Stan Albright, director of missions for Coosa River Baptist Association, said when he was pastor of First Baptist Church, Oxford, it was evident that D-Life played “a significant role in the spiritual awakening and growth of our church. It resulted in multiple baptisms. We’ve had almost 40 baptisms after launching D-Life.”
As the years have gone on and Wilks has led boot camps across Alabama, Georgia, North Carolina, Texas, Arkansas and other states, he’s seen groups multiply and people grow in their faith over and over.
And as he’s taught, his wife, Rondie, has been right there with him, teaching it to women’s groups and doing retreats for pastors’ wives.
“Bill and I are truly passionate about making disciples and sharing this tool that has been life changing for us,” she said. “We believe it is truly a process that cannot fail because it’s no one’s program — it’s the process that Jesus modeled for us. He came up with it. What a privilege we have in this mandate, this commandment — ‘make disciples.’”

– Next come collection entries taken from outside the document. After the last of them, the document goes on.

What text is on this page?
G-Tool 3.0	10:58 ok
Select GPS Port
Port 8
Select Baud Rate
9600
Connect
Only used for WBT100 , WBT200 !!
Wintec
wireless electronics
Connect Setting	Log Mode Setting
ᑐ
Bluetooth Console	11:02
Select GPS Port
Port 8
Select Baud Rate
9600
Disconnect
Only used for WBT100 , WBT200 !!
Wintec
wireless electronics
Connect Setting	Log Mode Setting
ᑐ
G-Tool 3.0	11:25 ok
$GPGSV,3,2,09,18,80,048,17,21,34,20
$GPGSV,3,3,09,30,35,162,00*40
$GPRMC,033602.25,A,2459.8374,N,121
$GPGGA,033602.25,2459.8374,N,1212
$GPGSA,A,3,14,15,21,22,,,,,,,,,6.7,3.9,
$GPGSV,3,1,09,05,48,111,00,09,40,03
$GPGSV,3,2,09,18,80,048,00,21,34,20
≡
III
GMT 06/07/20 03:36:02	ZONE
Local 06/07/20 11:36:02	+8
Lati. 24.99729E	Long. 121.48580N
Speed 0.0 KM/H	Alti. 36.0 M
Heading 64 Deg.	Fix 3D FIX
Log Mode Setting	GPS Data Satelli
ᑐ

Anyone can attend a D-Life Boot Camp. And this year, leaders are taking precautions due to the pandemic.
Wilks said social distancing and other recommended protocols will be observed during the boot camps.
Tables will be spaced apart and lunch will be served boxed-meal style. Tables and meeting rooms will be well-sanitized in preparation for group meetings, he said. D-Life leaders also request that participants bring and wear face masks.